Network security will remain the largest segment, accounting for 36% of all cybersecurity spending. However, this area may see a decrease in spending as organizations de-emphasize traditional appliance-based perimeter defenses.

Organizations will have to beef up spending in other segments to address new vulnerabilities created by a remote and decentralized workforce. As such, Canalys sees an increase in investments for web and email security, data security, and vulnerability and security analytics. With a renewed focus on the cloud, spending will also turn to cloud deployment options and security for cloud-deployed workloads.

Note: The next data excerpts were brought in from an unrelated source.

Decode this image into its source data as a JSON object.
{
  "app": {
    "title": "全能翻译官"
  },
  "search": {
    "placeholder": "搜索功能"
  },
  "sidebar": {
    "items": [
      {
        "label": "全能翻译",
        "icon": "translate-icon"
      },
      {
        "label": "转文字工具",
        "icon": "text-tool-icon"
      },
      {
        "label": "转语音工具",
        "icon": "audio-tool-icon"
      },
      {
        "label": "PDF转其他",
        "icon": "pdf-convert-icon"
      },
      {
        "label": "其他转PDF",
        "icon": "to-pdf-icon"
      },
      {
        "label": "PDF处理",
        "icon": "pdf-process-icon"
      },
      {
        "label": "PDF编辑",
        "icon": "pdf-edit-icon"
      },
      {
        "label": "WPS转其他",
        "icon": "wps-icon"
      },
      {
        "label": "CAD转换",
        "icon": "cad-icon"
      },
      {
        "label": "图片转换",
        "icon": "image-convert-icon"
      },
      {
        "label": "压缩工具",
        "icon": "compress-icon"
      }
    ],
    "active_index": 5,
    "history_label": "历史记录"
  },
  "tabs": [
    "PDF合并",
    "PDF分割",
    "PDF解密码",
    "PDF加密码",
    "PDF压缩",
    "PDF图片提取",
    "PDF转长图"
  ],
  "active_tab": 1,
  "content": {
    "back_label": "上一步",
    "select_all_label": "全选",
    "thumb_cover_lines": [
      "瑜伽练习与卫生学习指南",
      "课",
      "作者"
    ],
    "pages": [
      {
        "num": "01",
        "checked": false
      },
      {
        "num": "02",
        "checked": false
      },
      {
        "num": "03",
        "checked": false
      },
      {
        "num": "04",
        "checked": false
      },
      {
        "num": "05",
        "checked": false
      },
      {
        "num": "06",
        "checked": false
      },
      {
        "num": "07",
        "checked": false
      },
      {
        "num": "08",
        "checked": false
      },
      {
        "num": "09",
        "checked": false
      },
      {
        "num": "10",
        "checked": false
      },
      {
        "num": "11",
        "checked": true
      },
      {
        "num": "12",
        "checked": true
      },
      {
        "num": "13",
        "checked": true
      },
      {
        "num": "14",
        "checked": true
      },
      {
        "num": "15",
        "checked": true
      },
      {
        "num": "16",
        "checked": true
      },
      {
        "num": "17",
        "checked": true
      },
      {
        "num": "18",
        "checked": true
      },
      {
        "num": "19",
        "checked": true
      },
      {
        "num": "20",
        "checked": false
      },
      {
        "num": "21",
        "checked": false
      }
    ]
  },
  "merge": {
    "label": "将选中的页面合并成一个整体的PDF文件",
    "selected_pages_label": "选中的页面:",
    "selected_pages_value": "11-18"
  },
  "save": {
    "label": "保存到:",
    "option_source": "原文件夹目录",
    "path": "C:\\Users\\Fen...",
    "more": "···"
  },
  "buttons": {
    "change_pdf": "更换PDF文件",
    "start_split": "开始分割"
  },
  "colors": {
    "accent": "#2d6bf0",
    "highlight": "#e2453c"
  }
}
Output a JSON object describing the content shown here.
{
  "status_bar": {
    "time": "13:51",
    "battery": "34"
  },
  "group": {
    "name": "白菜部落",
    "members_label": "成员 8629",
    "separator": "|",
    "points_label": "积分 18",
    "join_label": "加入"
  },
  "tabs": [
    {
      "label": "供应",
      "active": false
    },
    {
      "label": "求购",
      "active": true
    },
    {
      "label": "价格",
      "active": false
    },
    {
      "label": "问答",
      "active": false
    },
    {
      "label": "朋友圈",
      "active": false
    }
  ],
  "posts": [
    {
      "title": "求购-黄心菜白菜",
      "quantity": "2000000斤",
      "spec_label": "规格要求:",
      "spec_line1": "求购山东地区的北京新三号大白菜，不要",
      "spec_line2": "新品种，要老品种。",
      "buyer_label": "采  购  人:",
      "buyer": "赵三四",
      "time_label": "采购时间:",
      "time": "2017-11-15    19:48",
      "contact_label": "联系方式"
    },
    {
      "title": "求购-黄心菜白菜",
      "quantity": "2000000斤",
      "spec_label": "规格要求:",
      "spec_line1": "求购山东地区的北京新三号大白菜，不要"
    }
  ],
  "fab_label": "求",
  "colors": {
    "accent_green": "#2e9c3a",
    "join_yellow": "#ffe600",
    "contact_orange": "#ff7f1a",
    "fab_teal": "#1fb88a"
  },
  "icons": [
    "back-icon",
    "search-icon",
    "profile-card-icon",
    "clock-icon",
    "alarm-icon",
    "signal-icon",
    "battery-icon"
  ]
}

“Large-scale remote working will be in place for a lot longer than previously envisioned when lockdown first took effect in March,” Ketaki Borade, a Canalys research analyst, said in a press release. “While some employees will return to the workplace over the coming months, organizations will have to maintain a highly decentralized workforce that can work anywhere for the foreseeable future. This includes a combination of remote-only and flexible workers, as well as on-site-only workers that can quickly transition to remote-only working if a localized or national lockdown arises again.”

Cybercriminals have been excited to take advantage of COVID-19 to target organizations and individuals with coronavirus-related malware. As the spread of COVID-19 and the resulting lockdowns have shifted over the past few months, so too have malicious campaigns changed in their approach and methods. But the trend shows that organizations need to remain ever more vigilant against cyberattacks, especially in the new remote working environment.

“The emergence of COVID-19 in January saw a surge in targeted phishing campaigns and malicious domains established to lure end users searching for information,” Borade said. “These fell once lockdown took effect. But hackers continue to target organizations and individuals by compromising unsecured and poorly trained remote workers via numerous vectors, including email, social engineering, and RDP brute force attacks. Organizations will to have reassess changes to workflows, application use, customer engagement, and training for cybersecurity awareness in a more virtual workplace.”